In Palestine, the Israeli occupation forces and military surveillance apparatus target Palestinian students, families, using fear, intimidation, and torture tactics in order to repress Palestinian resistance and autonomy. Palestinians are systematically held in military detention without charge or trial and face over a 99% conviction rate in Israeli military courts. Their detention is often arbitrarily extended or court dates postponed — a common tactic the Israeli government uses to stall and delay until people stop paying attention — and we also see this happening right now with the illegal land dispossession court cases in Sheikh Jarrah.
The US Congress recently voted to authorize an additional $1 billion for Israel’s Iron Dome “missile defense system,” which the DSA NPC condemned. Disappointingly, two DSA-endorsed elected officials, Jamaal Bowman and Alexandria Ocasio-Cortez, failed to vote against this increased military spending. When it comes to Palestine, even our own DSA-endorsed officials will try to “complicate” a clear reality of settler-colonialism, which “obfuscates a clear distinction between victim and aggressor.”
US empire, the Zionist settler-colonial project and the carceral state are all connected. We must fight for freedom for all human beings incarcerated, all victims of state violence and the US empire, from DC to Arlington ICE immigrant detention centers to Palestine. We won’t stop until everyone is free, from the river to the sea.

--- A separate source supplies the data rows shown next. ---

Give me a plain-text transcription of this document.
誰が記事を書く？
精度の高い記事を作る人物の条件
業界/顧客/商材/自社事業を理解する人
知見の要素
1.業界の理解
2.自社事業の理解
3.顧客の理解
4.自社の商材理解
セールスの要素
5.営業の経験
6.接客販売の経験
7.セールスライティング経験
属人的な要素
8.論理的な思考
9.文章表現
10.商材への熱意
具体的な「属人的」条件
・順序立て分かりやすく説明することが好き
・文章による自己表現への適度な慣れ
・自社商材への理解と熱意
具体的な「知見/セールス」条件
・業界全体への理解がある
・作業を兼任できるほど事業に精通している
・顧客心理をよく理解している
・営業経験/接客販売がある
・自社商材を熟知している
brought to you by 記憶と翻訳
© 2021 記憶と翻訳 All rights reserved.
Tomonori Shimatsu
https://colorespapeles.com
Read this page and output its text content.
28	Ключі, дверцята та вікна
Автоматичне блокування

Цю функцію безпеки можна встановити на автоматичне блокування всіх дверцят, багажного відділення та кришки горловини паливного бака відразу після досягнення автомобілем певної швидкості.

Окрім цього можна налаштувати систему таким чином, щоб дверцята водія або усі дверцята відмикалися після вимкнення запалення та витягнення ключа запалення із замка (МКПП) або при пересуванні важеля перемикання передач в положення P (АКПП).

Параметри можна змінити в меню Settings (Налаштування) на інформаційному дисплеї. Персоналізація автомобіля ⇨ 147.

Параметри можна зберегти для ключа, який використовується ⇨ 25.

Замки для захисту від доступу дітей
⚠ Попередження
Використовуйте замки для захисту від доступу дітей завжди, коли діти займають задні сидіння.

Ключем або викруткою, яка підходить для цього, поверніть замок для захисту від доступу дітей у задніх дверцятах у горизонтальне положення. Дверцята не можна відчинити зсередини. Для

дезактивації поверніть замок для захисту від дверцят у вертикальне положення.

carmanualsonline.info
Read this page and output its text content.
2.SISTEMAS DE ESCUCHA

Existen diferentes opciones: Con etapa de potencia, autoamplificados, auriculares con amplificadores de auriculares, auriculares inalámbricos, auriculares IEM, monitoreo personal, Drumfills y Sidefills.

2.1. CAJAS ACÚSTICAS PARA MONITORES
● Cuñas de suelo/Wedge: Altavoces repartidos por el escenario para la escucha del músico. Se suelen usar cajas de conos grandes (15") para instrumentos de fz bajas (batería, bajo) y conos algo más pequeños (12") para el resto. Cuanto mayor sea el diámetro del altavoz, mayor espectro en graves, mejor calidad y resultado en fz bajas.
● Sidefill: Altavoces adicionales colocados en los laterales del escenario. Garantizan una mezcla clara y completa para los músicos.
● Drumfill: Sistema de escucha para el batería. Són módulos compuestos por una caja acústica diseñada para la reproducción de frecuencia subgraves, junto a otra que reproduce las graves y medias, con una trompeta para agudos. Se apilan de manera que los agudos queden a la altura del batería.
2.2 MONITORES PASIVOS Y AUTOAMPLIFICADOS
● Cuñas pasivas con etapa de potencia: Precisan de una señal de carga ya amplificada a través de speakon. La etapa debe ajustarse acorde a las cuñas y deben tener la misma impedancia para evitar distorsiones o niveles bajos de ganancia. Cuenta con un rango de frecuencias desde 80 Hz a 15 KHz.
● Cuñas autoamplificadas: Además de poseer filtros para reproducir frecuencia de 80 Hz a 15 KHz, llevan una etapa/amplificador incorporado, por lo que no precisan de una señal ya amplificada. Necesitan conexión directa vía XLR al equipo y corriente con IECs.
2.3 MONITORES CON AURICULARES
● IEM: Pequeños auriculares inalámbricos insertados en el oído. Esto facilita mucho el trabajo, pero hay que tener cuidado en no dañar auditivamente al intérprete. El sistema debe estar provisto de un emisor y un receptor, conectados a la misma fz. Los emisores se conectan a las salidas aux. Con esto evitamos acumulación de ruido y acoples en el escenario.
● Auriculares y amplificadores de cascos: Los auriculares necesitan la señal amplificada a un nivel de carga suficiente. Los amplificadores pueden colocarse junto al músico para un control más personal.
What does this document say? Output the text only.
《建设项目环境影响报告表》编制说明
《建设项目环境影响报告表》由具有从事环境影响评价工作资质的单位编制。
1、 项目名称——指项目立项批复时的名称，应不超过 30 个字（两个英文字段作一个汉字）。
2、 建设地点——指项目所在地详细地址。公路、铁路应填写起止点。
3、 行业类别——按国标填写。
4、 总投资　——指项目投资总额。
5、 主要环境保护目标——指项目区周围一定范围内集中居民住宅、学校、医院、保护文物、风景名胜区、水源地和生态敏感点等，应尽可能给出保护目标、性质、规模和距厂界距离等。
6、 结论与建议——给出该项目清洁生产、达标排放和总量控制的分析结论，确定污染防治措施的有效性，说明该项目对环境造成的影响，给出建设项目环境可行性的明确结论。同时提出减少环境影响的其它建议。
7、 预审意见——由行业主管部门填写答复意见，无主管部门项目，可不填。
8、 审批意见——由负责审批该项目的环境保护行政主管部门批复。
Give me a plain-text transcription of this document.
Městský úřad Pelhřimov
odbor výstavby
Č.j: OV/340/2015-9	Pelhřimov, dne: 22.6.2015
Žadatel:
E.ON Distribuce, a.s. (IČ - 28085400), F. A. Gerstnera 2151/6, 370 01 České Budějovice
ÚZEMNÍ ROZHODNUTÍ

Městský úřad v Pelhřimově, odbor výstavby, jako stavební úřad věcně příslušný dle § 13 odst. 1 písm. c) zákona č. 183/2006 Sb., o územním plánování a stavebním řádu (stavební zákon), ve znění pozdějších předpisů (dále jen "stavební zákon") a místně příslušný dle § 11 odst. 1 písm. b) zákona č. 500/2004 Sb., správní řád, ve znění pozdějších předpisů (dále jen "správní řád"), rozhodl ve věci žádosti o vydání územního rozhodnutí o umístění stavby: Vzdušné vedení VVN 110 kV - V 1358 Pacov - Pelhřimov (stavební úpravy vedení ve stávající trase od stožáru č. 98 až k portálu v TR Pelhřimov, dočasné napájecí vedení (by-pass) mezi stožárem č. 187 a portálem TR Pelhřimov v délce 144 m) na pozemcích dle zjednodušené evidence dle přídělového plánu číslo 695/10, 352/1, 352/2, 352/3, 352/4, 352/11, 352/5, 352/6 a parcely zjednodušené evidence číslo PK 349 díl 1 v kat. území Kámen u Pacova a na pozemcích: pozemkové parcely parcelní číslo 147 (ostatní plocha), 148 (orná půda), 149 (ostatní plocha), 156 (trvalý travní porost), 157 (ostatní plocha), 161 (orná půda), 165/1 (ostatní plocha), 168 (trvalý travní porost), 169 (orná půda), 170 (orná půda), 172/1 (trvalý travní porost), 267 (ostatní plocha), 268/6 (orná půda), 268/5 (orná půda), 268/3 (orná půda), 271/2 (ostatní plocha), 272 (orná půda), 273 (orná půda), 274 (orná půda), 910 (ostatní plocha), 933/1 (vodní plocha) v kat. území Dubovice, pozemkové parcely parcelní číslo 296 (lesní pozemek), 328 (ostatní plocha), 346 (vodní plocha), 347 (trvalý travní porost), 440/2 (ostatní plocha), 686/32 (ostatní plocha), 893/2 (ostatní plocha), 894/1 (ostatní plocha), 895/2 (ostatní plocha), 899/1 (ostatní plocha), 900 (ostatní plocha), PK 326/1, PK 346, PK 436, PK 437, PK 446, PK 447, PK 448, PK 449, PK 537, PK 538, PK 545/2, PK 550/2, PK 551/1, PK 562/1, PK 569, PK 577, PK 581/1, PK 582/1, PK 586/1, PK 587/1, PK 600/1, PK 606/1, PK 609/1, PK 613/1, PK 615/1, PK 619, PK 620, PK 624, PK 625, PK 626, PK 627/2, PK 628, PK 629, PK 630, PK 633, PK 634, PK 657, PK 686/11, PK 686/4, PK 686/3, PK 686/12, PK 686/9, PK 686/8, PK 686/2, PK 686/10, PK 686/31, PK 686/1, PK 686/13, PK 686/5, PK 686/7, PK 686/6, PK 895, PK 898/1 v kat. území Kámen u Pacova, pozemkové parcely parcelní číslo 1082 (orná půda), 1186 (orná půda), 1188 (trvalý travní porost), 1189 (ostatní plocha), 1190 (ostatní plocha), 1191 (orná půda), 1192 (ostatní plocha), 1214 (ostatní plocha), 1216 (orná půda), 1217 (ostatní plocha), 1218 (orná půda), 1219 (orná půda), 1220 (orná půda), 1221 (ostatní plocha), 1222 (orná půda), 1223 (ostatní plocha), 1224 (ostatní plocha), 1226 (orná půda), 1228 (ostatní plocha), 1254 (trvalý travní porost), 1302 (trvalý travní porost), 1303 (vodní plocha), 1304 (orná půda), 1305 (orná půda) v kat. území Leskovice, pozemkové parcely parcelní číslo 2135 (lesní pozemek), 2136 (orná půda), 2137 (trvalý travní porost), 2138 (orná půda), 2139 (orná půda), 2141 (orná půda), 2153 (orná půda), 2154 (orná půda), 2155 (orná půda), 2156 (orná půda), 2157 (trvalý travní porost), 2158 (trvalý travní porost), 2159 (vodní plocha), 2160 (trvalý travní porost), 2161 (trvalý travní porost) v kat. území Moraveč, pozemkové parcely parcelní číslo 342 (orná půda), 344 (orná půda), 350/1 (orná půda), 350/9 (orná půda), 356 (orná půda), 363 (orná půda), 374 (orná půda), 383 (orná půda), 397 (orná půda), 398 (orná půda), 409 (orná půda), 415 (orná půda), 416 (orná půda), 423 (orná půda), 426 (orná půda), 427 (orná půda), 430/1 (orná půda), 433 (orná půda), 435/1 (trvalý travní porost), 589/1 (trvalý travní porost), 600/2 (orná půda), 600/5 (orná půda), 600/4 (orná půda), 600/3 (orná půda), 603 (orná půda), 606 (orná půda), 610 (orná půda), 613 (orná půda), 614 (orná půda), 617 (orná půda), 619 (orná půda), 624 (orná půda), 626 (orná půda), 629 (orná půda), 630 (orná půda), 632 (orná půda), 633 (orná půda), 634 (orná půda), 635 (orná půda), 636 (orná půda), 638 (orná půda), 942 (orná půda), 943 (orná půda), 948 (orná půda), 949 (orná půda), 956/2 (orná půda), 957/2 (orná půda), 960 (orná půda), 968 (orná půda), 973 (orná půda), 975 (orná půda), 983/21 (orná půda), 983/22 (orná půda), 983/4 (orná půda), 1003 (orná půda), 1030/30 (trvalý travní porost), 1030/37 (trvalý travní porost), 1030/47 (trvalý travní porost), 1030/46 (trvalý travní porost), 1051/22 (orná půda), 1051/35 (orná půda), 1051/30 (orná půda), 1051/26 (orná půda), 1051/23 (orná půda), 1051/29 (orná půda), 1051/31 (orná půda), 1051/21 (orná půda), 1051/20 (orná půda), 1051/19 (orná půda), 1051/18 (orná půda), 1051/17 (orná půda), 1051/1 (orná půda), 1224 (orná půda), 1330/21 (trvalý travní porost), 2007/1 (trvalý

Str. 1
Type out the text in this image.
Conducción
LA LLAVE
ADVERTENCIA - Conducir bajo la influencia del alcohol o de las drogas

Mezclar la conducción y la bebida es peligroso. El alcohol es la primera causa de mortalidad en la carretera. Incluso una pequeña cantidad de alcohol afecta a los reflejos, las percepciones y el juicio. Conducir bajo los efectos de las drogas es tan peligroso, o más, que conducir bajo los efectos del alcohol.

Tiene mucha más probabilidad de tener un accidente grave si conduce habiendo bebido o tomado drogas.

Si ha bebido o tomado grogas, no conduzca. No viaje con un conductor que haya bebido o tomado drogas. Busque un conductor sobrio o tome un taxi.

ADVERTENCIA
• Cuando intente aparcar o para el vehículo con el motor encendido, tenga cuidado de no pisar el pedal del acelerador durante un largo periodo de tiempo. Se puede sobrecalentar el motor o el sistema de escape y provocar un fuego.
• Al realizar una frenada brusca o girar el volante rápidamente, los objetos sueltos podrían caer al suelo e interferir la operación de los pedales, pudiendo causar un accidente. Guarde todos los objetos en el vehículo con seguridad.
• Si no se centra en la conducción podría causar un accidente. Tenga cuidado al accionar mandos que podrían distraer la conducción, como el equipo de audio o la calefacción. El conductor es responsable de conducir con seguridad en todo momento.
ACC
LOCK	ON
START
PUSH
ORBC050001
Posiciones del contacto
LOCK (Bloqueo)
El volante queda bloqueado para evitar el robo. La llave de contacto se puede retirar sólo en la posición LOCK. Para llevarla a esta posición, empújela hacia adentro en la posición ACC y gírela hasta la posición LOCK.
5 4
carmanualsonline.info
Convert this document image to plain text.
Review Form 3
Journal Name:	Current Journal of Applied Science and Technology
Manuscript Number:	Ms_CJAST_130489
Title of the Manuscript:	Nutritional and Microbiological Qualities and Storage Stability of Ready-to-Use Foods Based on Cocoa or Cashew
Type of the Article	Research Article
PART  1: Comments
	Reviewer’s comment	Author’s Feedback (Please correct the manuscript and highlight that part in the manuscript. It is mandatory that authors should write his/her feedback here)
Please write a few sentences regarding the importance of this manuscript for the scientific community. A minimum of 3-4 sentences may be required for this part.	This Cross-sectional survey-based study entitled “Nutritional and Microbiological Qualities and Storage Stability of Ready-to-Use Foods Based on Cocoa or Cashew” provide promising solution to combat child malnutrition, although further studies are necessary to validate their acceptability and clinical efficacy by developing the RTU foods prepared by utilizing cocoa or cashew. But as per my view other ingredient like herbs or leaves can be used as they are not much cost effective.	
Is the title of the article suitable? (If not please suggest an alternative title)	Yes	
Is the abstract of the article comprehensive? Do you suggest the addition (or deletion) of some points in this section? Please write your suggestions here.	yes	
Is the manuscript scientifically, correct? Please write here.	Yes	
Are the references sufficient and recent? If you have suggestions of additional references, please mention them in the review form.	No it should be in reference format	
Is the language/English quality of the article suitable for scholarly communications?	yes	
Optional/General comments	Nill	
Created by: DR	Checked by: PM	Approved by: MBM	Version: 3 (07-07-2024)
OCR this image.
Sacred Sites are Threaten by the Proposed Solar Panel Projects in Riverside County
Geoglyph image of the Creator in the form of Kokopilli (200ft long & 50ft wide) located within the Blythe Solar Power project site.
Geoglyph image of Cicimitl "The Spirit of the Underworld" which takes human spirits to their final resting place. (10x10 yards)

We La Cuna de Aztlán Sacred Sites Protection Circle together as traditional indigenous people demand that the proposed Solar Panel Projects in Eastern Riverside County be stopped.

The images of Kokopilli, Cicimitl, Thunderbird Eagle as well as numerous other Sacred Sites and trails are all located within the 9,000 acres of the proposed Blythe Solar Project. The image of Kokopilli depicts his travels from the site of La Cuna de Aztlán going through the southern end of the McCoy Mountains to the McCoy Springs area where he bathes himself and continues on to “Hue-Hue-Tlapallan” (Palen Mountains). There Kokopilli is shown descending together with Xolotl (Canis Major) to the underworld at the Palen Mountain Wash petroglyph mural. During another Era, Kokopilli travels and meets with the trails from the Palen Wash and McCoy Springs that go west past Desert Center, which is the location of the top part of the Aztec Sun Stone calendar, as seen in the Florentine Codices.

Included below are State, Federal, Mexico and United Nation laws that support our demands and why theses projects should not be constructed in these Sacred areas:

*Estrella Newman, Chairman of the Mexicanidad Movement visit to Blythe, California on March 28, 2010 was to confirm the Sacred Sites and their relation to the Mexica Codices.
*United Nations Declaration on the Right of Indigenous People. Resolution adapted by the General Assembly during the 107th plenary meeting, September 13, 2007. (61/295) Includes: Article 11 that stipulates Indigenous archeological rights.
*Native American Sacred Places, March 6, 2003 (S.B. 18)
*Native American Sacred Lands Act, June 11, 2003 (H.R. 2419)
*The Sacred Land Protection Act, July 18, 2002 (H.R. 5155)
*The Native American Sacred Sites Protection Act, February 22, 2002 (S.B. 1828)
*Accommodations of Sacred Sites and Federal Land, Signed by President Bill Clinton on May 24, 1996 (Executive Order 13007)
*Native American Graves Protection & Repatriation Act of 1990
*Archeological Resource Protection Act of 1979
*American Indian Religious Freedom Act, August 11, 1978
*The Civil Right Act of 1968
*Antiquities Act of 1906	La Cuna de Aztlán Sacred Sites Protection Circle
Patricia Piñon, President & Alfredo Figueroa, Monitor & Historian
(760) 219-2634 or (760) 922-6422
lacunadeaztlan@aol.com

The Unity Intifada of Palestinians rising up in Jerusalem, Gaza, across ’48, and refugee camps in neighboring Jordan and Lebanon, as well as throughout the diaspora demonstrates the unification of Palestinians across the world, despite Israel's attempts to divide, fragment and isolate Palestinian communities. The six Palestinians who recently escaped had spoons going up against the military might of the Israeli occupation forces, and by extension the US empire. While the six Palestinians who escaped on September 6th have since been re-captured by Israeli forces, their story is a remarkable one of resilience and courage. We are constantly inspired by the steadfastness, the determination and the humanity of our Palestinian brothers and sisters, and our incarcerated comrades here in the US and across the world. Free them all, from Turtle Island to Palestine!